Digest:         A judge must determine whether his/her relationship with a former colleague of the same court who appears as a private practitioner in the judge’s court requires his/her disqualification.


Rules:          22 NYCRR 100.2; 100.2(A),(B); 100.3(E)(1); 101.1; Opinions 10-135; 08-198; 08-98; 04-121; 94-14 (Vol. XII); Judiciary Law 212(2)(l).


         The supervising judge (Judge) of a specialized trial court part (Part) advises that a judge who recently retired from the Part joined a private law firm. This retired judge is now engaged in the private practice of law and appearing in the Part. The Judge asks whether the retired judge may appear before his/her former colleagues in the Part if they believe they can be fair and impartial. The Judge also asks whether the retired judge may represent clients in matters that were pending in the Part before the judge retired and in which he/she had some limited involvement before the case was referred to another judge (e.g., signing an order to show cause or conferencing the matter).
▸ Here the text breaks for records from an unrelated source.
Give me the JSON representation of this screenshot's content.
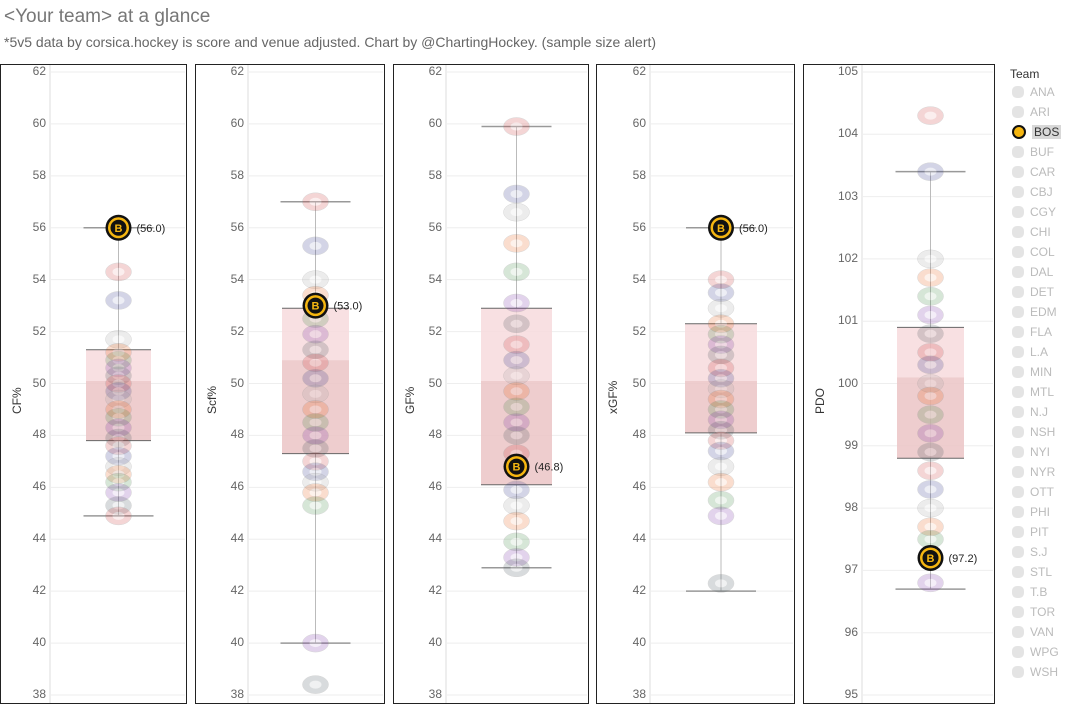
{
  "title": "<Your team> at a glance",
  "subtitle": "*5v5 data by corsica.hockey is score and venue adjusted. Chart by @ChartingHockey. (sample size alert)",
  "highlight_team": "BOS",
  "colors": {
    "box_upper": "#f7dadd",
    "box_lower": "#ebc4c6",
    "whisker": "#bbbbbb",
    "grid": "#eeeeee",
    "bruins_gold": "#f5b611",
    "bruins_black": "#111111",
    "ghost": "#d8d8d8"
  },
  "legend": {
    "title": "Team",
    "teams": [
      "ANA",
      "ARI",
      "BOS",
      "BUF",
      "CAR",
      "CBJ",
      "CGY",
      "CHI",
      "COL",
      "DAL",
      "DET",
      "EDM",
      "FLA",
      "L.A",
      "MIN",
      "MTL",
      "N.J",
      "NSH",
      "NYI",
      "NYR",
      "OTT",
      "PHI",
      "PIT",
      "S.J",
      "STL",
      "T.B",
      "TOR",
      "VAN",
      "WPG",
      "WSH"
    ]
  },
  "chart_data": [
    {
      "type": "box",
      "ylabel": "CF%",
      "ylim": [
        38,
        62
      ],
      "ticks": [
        38,
        40,
        42,
        44,
        46,
        48,
        50,
        52,
        54,
        56,
        58,
        60,
        62
      ],
      "box": {
        "min": 44.9,
        "q1": 47.8,
        "median": 50.1,
        "q3": 51.3,
        "max": 56.0
      },
      "highlight": {
        "team": "BOS",
        "value": 56.0,
        "label": "(56.0)"
      },
      "others": [
        54.3,
        53.2,
        51.7,
        51.2,
        50.9,
        50.6,
        50.3,
        50.0,
        49.7,
        49.4,
        49.0,
        48.7,
        48.3,
        47.9,
        47.6,
        47.2,
        46.8,
        46.5,
        46.2,
        45.8,
        45.3,
        44.9
      ]
    },
    {
      "type": "box",
      "ylabel": "Scf%",
      "ylim": [
        38,
        62
      ],
      "ticks": [
        38,
        40,
        42,
        44,
        46,
        48,
        50,
        52,
        54,
        56,
        58,
        60,
        62
      ],
      "box": {
        "min": 40.0,
        "q1": 47.3,
        "median": 50.9,
        "q3": 52.9,
        "max": 57.0
      },
      "highlight": {
        "team": "BOS",
        "value": 53.0,
        "label": "(53.0)"
      },
      "others": [
        57.0,
        55.3,
        54.0,
        53.4,
        52.5,
        51.9,
        51.3,
        50.8,
        50.2,
        49.6,
        49.0,
        48.5,
        48.0,
        47.5,
        47.0,
        46.6,
        46.2,
        45.8,
        45.3,
        40.0,
        38.4
      ]
    },
    {
      "type": "box",
      "ylabel": "GF%",
      "ylim": [
        38,
        62
      ],
      "ticks": [
        38,
        40,
        42,
        44,
        46,
        48,
        50,
        52,
        54,
        56,
        58,
        60,
        62
      ],
      "box": {
        "min": 42.9,
        "q1": 46.1,
        "median": 50.1,
        "q3": 52.9,
        "max": 59.9
      },
      "highlight": {
        "team": "BOS",
        "value": 46.8,
        "label": "(46.8)"
      },
      "others": [
        59.9,
        57.3,
        56.6,
        55.4,
        54.3,
        53.1,
        52.3,
        51.5,
        50.9,
        50.3,
        49.7,
        49.1,
        48.5,
        48.0,
        47.3,
        45.9,
        45.3,
        44.7,
        43.9,
        43.3,
        42.9
      ]
    },
    {
      "type": "box",
      "ylabel": "xGF%",
      "ylim": [
        38,
        62
      ],
      "ticks": [
        38,
        40,
        42,
        44,
        46,
        48,
        50,
        52,
        54,
        56,
        58,
        60,
        62
      ],
      "box": {
        "min": 42.0,
        "q1": 48.1,
        "median": 50.1,
        "q3": 52.3,
        "max": 56.0
      },
      "highlight": {
        "team": "BOS",
        "value": 56.0,
        "label": "(56.0)"
      },
      "others": [
        54.0,
        53.5,
        52.9,
        52.3,
        51.9,
        51.5,
        51.1,
        50.6,
        50.2,
        49.8,
        49.4,
        49.0,
        48.6,
        48.2,
        47.8,
        47.4,
        46.8,
        46.2,
        45.5,
        44.9,
        42.3
      ]
    },
    {
      "type": "box",
      "ylabel": "PDO",
      "ylim": [
        95,
        105
      ],
      "ticks": [
        95,
        96,
        97,
        98,
        99,
        100,
        101,
        102,
        103,
        104,
        105
      ],
      "box": {
        "min": 96.7,
        "q1": 98.8,
        "median": 100.1,
        "q3": 100.9,
        "max": 103.4
      },
      "highlight": {
        "team": "BOS",
        "value": 97.2,
        "label": "(97.2)"
      },
      "others": [
        104.3,
        103.4,
        102.0,
        101.7,
        101.4,
        101.1,
        100.8,
        100.5,
        100.3,
        100.0,
        99.8,
        99.5,
        99.2,
        98.9,
        98.6,
        98.3,
        98.0,
        97.7,
        97.5,
        96.8
      ]
    }
  ]
}
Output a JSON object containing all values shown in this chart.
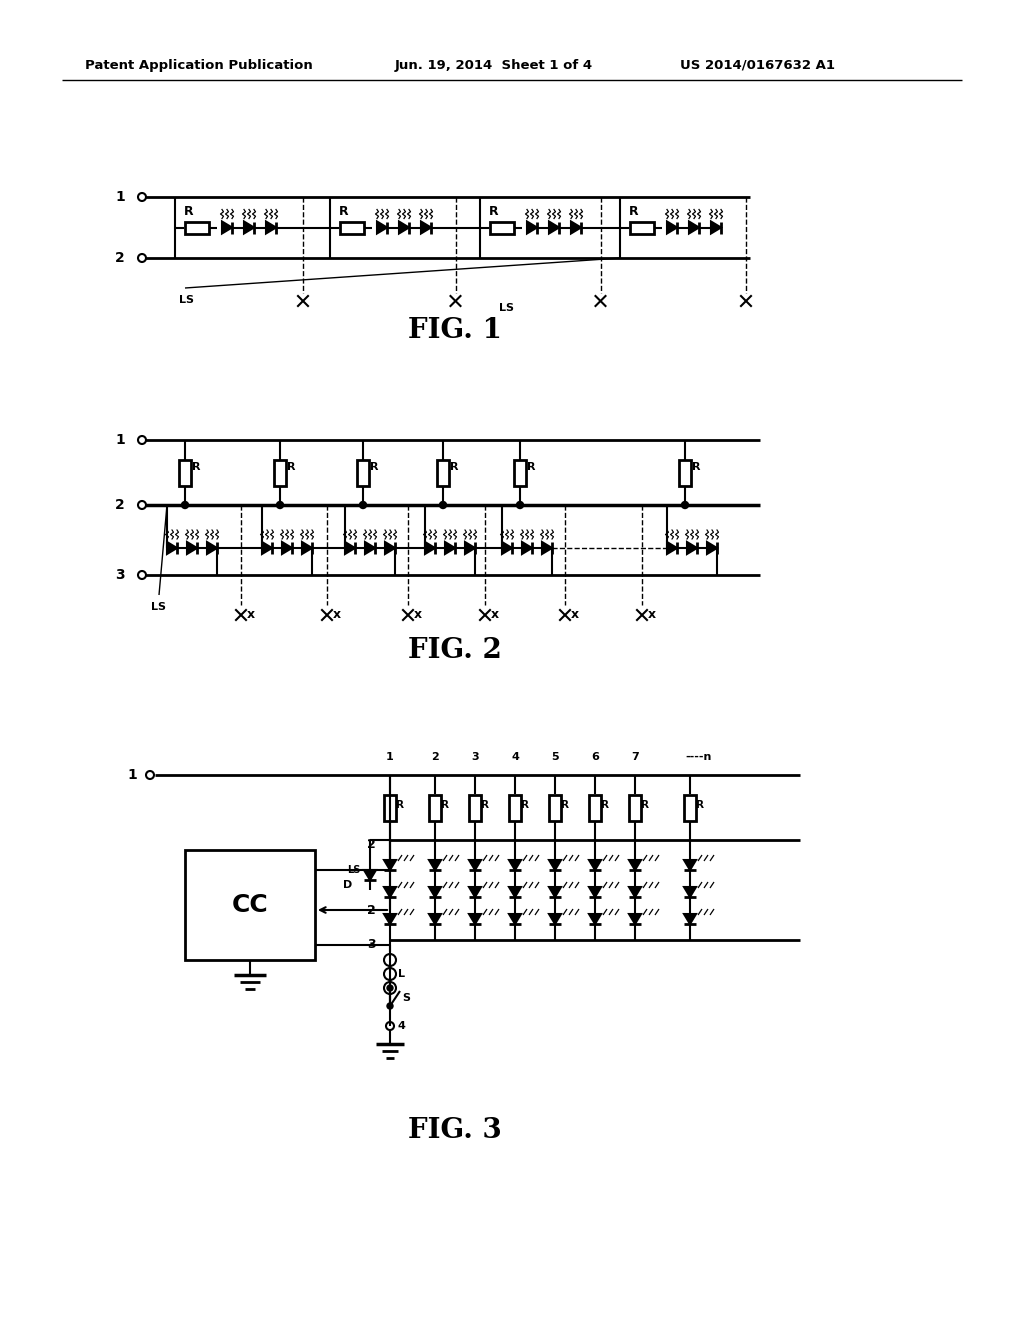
{
  "header_left": "Patent Application Publication",
  "header_mid": "Jun. 19, 2014  Sheet 1 of 4",
  "header_right": "US 2014/0167632 A1",
  "fig1_label": "FIG. 1",
  "fig2_label": "FIG. 2",
  "fig3_label": "FIG. 3",
  "bg_color": "#ffffff",
  "line_color": "#000000"
}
Finally, the Judge asks whether the parties and attorneys may waive any conflicts which may exist in any of these circumstances.
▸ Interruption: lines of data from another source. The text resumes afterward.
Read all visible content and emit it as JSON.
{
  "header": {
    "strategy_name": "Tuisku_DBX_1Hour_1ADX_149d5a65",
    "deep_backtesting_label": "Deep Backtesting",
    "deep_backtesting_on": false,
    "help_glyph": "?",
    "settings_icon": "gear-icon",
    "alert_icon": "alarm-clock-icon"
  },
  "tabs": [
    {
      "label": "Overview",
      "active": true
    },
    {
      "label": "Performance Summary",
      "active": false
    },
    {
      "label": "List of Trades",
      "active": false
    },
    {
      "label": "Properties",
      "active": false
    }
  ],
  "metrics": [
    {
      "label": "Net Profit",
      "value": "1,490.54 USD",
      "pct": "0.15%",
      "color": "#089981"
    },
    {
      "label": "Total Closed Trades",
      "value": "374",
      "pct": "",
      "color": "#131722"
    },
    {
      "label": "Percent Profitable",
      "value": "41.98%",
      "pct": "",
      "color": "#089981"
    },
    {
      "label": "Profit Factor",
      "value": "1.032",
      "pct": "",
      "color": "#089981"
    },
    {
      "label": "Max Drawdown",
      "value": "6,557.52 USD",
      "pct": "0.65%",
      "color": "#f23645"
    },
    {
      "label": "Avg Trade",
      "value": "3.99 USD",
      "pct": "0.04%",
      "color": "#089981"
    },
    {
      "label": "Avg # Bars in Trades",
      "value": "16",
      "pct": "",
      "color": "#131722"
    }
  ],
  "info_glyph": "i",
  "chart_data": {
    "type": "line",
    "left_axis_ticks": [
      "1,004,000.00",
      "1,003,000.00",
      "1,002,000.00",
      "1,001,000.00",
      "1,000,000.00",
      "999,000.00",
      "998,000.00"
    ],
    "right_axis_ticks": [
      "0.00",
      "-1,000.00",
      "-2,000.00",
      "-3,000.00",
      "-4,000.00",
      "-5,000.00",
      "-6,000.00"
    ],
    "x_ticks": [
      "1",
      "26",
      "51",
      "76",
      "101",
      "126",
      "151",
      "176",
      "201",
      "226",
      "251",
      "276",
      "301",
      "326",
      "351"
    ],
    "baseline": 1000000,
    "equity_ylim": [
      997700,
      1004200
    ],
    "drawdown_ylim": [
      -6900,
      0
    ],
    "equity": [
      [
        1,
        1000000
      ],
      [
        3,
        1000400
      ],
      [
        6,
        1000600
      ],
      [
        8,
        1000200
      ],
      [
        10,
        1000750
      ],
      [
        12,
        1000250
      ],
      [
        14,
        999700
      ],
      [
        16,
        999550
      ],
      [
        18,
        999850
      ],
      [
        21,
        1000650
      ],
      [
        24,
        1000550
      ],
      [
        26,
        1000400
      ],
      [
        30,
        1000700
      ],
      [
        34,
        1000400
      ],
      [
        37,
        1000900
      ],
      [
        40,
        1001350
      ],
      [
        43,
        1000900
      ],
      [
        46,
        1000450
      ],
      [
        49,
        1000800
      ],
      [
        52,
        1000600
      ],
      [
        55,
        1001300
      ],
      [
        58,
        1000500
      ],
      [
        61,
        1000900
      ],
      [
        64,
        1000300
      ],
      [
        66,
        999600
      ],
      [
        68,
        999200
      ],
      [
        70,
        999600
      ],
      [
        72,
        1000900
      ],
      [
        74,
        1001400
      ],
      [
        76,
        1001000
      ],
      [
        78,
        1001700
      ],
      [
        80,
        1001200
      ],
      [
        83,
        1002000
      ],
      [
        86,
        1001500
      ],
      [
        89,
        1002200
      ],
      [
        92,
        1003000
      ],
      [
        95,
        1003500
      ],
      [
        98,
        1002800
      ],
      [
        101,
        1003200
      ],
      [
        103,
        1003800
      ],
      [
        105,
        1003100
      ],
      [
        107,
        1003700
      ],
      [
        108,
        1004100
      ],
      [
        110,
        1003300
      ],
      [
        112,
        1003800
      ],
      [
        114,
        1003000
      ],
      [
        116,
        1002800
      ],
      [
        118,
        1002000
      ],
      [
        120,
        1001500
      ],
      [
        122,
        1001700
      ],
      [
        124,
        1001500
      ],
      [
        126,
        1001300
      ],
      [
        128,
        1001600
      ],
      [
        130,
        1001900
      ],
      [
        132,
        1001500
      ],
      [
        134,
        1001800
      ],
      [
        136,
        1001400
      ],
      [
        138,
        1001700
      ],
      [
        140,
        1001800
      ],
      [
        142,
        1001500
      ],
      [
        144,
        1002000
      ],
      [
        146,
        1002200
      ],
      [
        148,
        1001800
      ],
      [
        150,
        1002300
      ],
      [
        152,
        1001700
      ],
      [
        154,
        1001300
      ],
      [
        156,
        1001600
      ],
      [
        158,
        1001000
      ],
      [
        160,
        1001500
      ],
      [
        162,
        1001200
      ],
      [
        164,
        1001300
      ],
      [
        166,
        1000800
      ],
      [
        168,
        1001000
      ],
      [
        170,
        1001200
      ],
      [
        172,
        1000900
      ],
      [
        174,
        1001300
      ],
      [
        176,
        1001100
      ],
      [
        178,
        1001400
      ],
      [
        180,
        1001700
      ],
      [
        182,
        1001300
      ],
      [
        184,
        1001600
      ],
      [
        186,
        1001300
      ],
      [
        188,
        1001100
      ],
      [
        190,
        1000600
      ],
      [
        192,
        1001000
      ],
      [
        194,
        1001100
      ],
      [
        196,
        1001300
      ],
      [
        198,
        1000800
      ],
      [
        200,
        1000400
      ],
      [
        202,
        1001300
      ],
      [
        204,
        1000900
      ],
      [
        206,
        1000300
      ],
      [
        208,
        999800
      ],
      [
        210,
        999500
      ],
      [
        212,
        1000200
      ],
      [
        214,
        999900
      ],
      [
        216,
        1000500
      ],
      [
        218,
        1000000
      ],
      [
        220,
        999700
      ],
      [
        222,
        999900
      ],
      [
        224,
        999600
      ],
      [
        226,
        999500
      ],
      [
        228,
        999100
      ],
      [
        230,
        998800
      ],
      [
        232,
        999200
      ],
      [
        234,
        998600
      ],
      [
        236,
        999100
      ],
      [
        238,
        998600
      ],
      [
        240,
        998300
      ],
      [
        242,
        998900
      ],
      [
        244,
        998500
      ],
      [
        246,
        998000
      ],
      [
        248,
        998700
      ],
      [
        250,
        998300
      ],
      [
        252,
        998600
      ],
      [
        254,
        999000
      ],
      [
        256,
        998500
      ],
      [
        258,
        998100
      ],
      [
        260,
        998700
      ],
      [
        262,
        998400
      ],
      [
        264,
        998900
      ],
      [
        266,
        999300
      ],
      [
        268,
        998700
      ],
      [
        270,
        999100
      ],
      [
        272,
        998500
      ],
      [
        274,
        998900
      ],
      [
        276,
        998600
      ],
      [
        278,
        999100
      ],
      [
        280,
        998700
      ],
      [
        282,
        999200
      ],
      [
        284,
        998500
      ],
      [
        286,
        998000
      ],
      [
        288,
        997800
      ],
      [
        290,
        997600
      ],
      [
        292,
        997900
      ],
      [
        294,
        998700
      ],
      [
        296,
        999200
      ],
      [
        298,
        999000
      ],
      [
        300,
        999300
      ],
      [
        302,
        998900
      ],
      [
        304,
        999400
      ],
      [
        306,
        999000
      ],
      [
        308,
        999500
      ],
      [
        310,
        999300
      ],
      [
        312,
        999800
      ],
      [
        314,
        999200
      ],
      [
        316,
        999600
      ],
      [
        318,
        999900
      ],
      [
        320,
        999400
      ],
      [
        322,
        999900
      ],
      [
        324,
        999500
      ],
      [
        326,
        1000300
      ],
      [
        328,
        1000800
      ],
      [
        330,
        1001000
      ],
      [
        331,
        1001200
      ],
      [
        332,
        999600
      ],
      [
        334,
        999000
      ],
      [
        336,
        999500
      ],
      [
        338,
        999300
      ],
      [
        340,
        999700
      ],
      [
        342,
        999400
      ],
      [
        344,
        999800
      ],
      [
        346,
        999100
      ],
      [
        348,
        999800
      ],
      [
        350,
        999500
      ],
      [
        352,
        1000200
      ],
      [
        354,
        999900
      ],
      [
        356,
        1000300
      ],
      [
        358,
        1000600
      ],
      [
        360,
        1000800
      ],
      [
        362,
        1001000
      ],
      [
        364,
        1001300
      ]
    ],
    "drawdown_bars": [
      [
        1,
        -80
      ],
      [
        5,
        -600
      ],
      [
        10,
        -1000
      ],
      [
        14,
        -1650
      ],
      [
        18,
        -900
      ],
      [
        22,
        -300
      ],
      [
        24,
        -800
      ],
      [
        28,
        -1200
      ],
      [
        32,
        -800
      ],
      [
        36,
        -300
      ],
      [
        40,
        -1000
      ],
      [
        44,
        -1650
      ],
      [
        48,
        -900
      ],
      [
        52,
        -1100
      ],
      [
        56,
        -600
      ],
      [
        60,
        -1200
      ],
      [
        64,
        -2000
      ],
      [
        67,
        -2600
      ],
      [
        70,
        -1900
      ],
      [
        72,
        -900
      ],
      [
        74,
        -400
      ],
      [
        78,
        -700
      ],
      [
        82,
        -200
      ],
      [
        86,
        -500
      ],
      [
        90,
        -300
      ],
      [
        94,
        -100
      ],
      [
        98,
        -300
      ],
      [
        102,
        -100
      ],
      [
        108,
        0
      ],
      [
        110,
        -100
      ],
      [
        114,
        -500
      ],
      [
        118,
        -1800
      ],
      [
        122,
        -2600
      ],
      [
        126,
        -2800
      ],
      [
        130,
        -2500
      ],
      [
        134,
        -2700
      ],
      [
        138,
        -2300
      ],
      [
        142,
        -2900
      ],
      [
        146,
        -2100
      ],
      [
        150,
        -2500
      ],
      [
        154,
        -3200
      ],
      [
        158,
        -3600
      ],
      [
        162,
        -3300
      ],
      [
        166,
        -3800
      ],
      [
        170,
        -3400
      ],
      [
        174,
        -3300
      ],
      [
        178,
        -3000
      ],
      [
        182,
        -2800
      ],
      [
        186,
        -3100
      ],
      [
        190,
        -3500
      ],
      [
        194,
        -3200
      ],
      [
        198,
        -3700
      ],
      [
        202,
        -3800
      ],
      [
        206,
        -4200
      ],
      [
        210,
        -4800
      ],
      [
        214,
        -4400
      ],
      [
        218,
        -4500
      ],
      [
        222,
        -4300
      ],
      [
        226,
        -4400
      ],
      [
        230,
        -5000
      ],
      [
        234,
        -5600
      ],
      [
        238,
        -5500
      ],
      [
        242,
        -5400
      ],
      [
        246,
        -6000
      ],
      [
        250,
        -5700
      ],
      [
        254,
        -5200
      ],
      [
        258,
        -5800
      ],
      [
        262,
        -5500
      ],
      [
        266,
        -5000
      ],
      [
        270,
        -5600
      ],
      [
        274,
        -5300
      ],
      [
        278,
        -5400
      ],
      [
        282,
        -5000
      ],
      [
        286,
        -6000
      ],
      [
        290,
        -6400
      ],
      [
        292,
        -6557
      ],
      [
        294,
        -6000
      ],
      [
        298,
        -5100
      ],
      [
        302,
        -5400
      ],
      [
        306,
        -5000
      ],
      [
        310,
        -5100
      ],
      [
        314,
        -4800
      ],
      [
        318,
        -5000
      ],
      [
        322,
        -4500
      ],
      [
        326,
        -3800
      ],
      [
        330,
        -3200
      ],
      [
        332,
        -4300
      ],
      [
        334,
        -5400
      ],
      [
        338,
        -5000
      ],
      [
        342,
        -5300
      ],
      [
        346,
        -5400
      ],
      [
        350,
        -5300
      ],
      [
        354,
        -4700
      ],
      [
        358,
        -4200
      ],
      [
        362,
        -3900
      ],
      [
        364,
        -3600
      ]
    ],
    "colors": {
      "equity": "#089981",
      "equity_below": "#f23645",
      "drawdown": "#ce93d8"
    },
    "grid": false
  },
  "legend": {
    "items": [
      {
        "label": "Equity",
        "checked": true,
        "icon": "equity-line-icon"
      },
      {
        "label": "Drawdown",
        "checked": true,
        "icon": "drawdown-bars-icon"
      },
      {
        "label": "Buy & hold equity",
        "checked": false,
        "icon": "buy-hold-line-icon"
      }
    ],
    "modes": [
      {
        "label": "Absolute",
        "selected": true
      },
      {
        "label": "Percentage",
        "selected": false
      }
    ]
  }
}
         A judge must always act to promote public confidence in the judiciary’s integrity and impartiality (see 22 NYCRR 100.2[A]) and must avoid even the appearance of impropriety (see 22 NYCRR 100.2). In particular, a judge shall not allow family, social, political or other relationships to influence the judge’s judicial conduct or judgment (see 22 NYCRR 100.2[B]) and must disqualify him/herself in a proceeding in which his/her impartiality might reasonably be questioned (see 22 NYCRR 100.3[E][1]). As the Committee has previously said, a judge is not necessarily disqualified from presiding when an attorney who appears before him/her was formerly a judicial colleague at the trial court level. Rather, the Judge must determine whether his/her former relationship with the attorney would create an appearance of impropriety or might influence his/her conduct or judgment (see Opinions 10-135; 08-98; 04-121; 94-14 [Vol. XII]).
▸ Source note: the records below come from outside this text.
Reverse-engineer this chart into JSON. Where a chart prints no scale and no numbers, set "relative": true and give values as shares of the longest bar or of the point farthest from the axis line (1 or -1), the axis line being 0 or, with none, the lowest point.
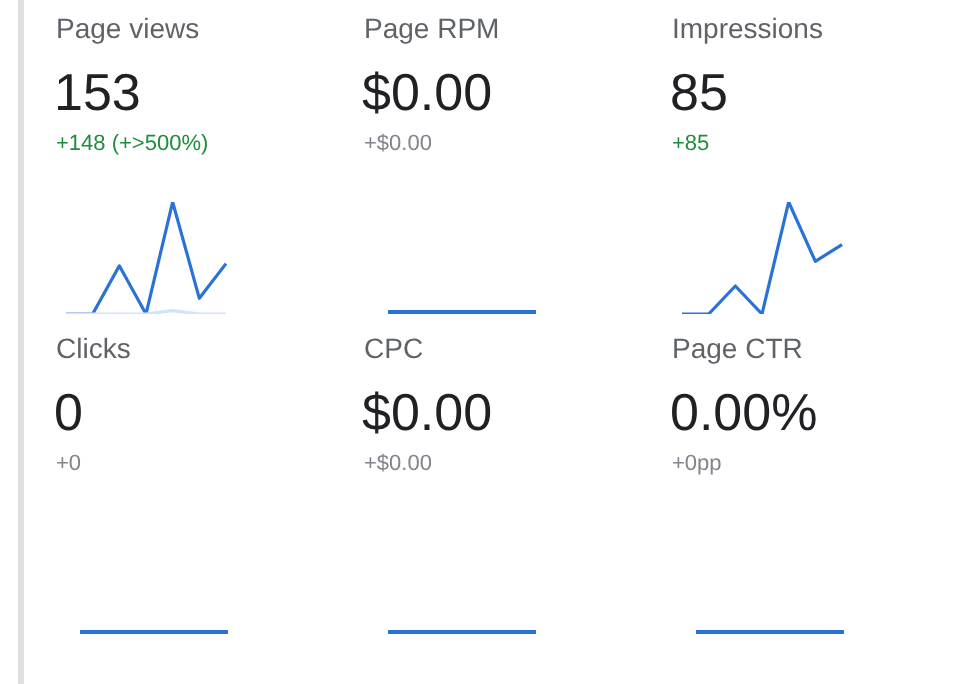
{
  "chart_data": [
    {
      "type": "line",
      "title": "Page views",
      "subtitle": "153",
      "annotations": [
        "+148 (+>500%)"
      ],
      "relative": true,
      "categories": [
        null,
        null,
        null,
        null,
        null,
        null,
        null
      ],
      "series": [
        {
          "color": "#d2e3fc",
          "values": [
            0,
            0,
            0,
            0,
            0.03,
            0,
            0
          ]
        },
        {
          "color": "#2a72d8",
          "values": [
            0,
            0,
            0.43,
            0,
            1,
            0.14,
            0.45
          ]
        }
      ]
    },
    {
      "type": "other",
      "title": "Page RPM",
      "subtitle": "$0.00",
      "annotations": [
        "+$0.00"
      ]
    },
    {
      "type": "line",
      "title": "Impressions",
      "subtitle": "85",
      "annotations": [
        "+85"
      ],
      "relative": true,
      "categories": [
        null,
        null,
        null,
        null,
        null,
        null,
        null
      ],
      "series": [
        {
          "color": "#2a72d8",
          "values": [
            0,
            0,
            0.25,
            0,
            1,
            0.47,
            0.62
          ]
        }
      ]
    },
    {
      "type": "other",
      "title": "Clicks",
      "subtitle": "0",
      "annotations": [
        "+0"
      ]
    },
    {
      "type": "other",
      "title": "CPC",
      "subtitle": "$0.00",
      "annotations": [
        "+$0.00"
      ]
    },
    {
      "type": "other",
      "title": "Page CTR",
      "subtitle": "0.00%",
      "annotations": [
        "+0pp"
      ]
    }
  ]
}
         With respect to the balance of the inquiry, the Committee is only authorized to issue advisory opinions concerning issues of ethical conduct or proper execution of judicial duties (see Judiciary Law 212[2][l]; 22 NYCRR 101.1) and, therefore, cannot answer the remaining questions which involve interpretation of the applicable Rules of Professional Conduct (see Opinions 08-198; 08-98).